Amsal 21:25 Si pemalas dibunuh oleh keinginannya, karena tangannya enggan bekerja.
Sejak kecil, Ficka sudah diangkat anak oleh orang tua Icha. Oleh karena itu, Ficka dan Icha selalu terlihat bersama-sama, baik saat di sekolah, maupun di rumah. Ayah Icha memang mendaftarkan Ficka di sekolah yang sama dengan anaknya, agar mereka bisa selalu bersama-sama.
Ficka sadar kalau dia hanyalah seorang anak angkat, makanya dia selalu bersedia membantu apa saja yang dia bisa lakukan. Seperti membantu ibu angkatnya membereskan rumah, memasak, sampai membantu Icha mengerjakan PR.
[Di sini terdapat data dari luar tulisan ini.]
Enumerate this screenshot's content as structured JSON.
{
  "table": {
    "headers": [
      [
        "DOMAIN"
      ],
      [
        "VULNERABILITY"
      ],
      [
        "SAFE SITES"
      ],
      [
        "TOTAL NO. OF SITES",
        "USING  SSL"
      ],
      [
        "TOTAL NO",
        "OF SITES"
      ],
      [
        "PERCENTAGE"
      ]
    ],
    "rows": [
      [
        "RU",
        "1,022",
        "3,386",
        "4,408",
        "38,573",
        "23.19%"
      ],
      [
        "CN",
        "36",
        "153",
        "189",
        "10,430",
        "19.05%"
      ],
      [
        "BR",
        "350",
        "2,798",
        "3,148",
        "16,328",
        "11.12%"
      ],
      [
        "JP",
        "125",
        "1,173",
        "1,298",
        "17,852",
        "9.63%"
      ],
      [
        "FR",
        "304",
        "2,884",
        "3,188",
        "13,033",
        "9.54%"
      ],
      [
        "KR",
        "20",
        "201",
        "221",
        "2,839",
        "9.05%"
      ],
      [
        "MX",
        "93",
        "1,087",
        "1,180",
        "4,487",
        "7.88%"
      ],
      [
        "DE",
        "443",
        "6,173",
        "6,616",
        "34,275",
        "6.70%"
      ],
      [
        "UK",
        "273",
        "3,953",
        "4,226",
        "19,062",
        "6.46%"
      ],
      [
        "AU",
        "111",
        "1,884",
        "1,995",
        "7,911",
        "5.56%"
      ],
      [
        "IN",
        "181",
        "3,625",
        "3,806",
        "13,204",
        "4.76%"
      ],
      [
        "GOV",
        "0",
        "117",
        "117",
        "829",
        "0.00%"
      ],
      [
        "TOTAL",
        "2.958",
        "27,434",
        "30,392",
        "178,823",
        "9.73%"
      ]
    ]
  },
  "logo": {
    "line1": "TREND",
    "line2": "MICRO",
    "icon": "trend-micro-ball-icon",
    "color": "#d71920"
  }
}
Sebaliknya, Icha selalu menyuruh Ficka mengerjakan apa saja yang dia minta, seperti mengambilkan minum, membereskan mainan yang baru saja selesai dimainkan oleh mereka berdua, menyetrikakan baju seragamnya, sampai mengerjakan semua tugas-tugas sekolahnya.
Di kelas, Icha sengaja duduk satu meja dengan Ficka, sehingga saat ujian, dia bisa menyontek jawaban Ficka, karena Ficka sudah belajar di rumah, sementara dia sendiri hanya bermalas-malasan.
"Buat apa aku belajar, toh, nanti aku tinggal menyontek saja hasil jawaban Ficka!" Kata Icha ketika ditanya ibunya mengapa dia tidak belajar seperti Ficka.
Icha memang sudah merasa keenakan dengan adanya Ficka di sampingnya. Dia berpikir kalau Ficka takut padanya, karena Ficka hanyalah seorang anak angkat yang menumpang di rumahnya.
Suatu hari, saat ujian kelulusan dilaksanakan, Seperti biasa Icha tidak mau belajar sama sekali, karena dia sudah yakin kalau dia bisa melihat jawaban Ficka yang duduk tepat di sebelahnya.
Tapi, ketika ujian sudah hendak dimulai, tiba-tiba saja guru pengawas menyuruh beberapa murid untuk bertukar tempat duduk, dan salah satunya adalah Ficka.
"Ficka, kamu bertukar tempat duduk dengan Bernad!" seru guru pengawas itu kepada Ficka yang langsung meninggalkan tempat duduknya dan menuju ke tempat duduk Bernad, sementara Bernad berpindah duduk di sebelah Icha.
Melihat kenyataan ini, wajah Icha langsung saja menjadi pucat. Tidak pernah disangka sebelumnya kalau dia akan duduk berjauhan dengan Ficka, apalagi sekarang yang duduk di sebelahnya adalah Bernad yang juga merupakan anak malas belajar, dan sering mendapatkan nilai buruk.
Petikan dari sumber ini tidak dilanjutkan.